A striking example of the trend is a startup developer Confluent data management systems. When the company’s team entered into negotiations with investors in early 2020, it expected to double its own valuation from the next round of financing - revenue for 2019 increased by almost 100%. Instead, the project, invested by star funds Sequoia Capital, Benchmark Capital and Index Ventures was forced to abandon the dream of being valued at $ 5 billion and agree to a more modest $ 4.5 billion. A round of $ 250 million last week was by led the investment company Coatue Management.

Other projects facing a similar problem include Samsara, a manufacturer of sensors and cameras for industrial enterprises and automobiles (according to FT, a new round is being discussed below the current estimate of $ 6.3 billion), and TripActions, a developer of control systems for the travel industry (according to FT , discusses a new round below the current valuation of $ 4 billion is under discussion).

Pitchbook reports that the Silicon Valley venture capitalists are sitting on a money bag of $ 120.4 billion, but they are not in a hurry to spend this money - there is too much uncertainty in the market and the prospects for overcoming the industry from the crisis generated by the coronavirus pandemic are too blurred.

As a result, the founders of startups are forced to agree to the conditions that infrequent daredevil investors offer. Some weren’t able to find sources of support at all and resorted to unpopular measures in the form of layoffs and severe cost cuts.

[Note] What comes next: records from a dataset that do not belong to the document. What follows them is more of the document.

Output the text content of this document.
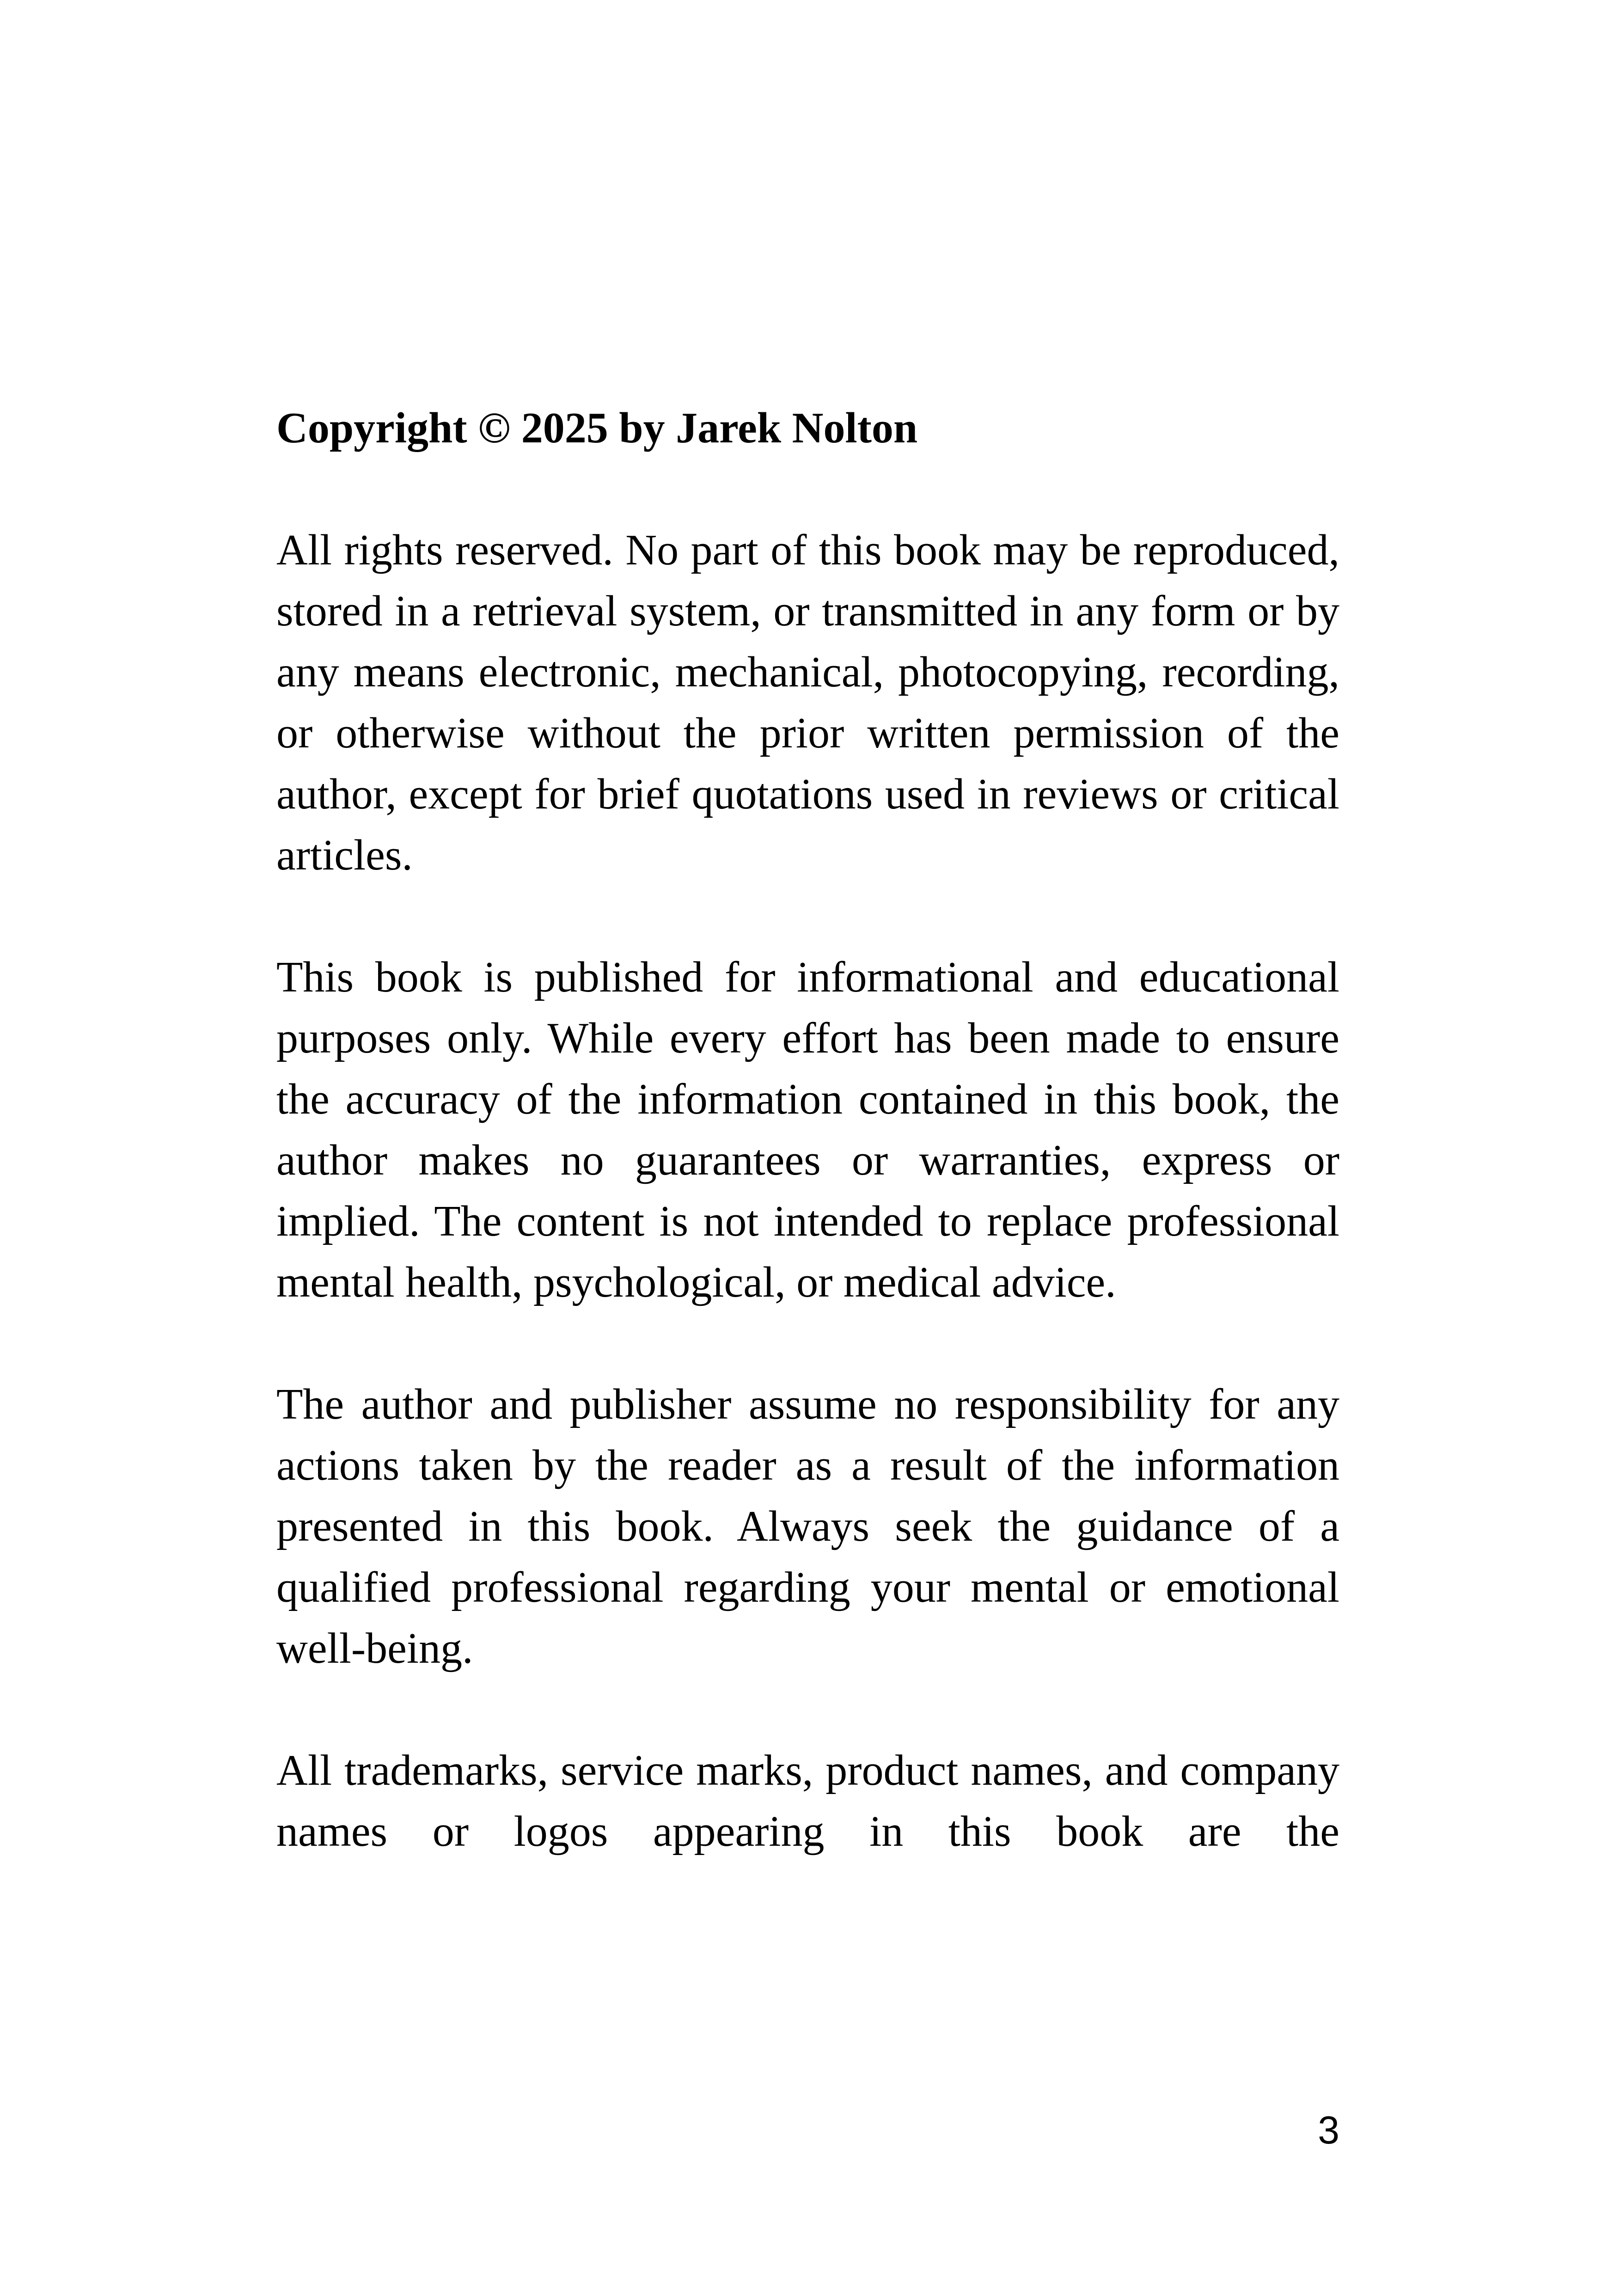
Copyright © 2025 by Jarek Nolton

All rights reserved. No part of this book may be reproduced, stored in a retrieval system, or transmitted in any form or by any means electronic, mechanical, photocopying, recording, or otherwise without the prior written permission of the author, except for brief quotations used in reviews or critical articles.

This book is published for informational and educational purposes only. While every effort has been made to ensure the accuracy of the information contained in this book, the author makes no guarantees or warranties, express or implied. The content is not intended to replace professional mental health, psychological, or medical advice.

The author and publisher assume no responsibility for any actions taken by the reader as a result of the information presented in this book. Always seek the guidance of a qualified professional regarding your mental or emotional well-being.

All trademarks, service marks, product names, and company names or logos appearing in this book are the

3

According to estimates by the head of the Industry Ventures fund, up to 80% of venture capitalists today are ready to invest in startups only at the level of previous or lower estimates of business value.

At the same time, most US startups will begin to experience a shortage of development resources before the economy, according to the IMF forecast, returns to growth at the end of 2020. "Companies will begin to close <...> Waves of layoffs will follow," the National Venture Capital Association stated in its review last week.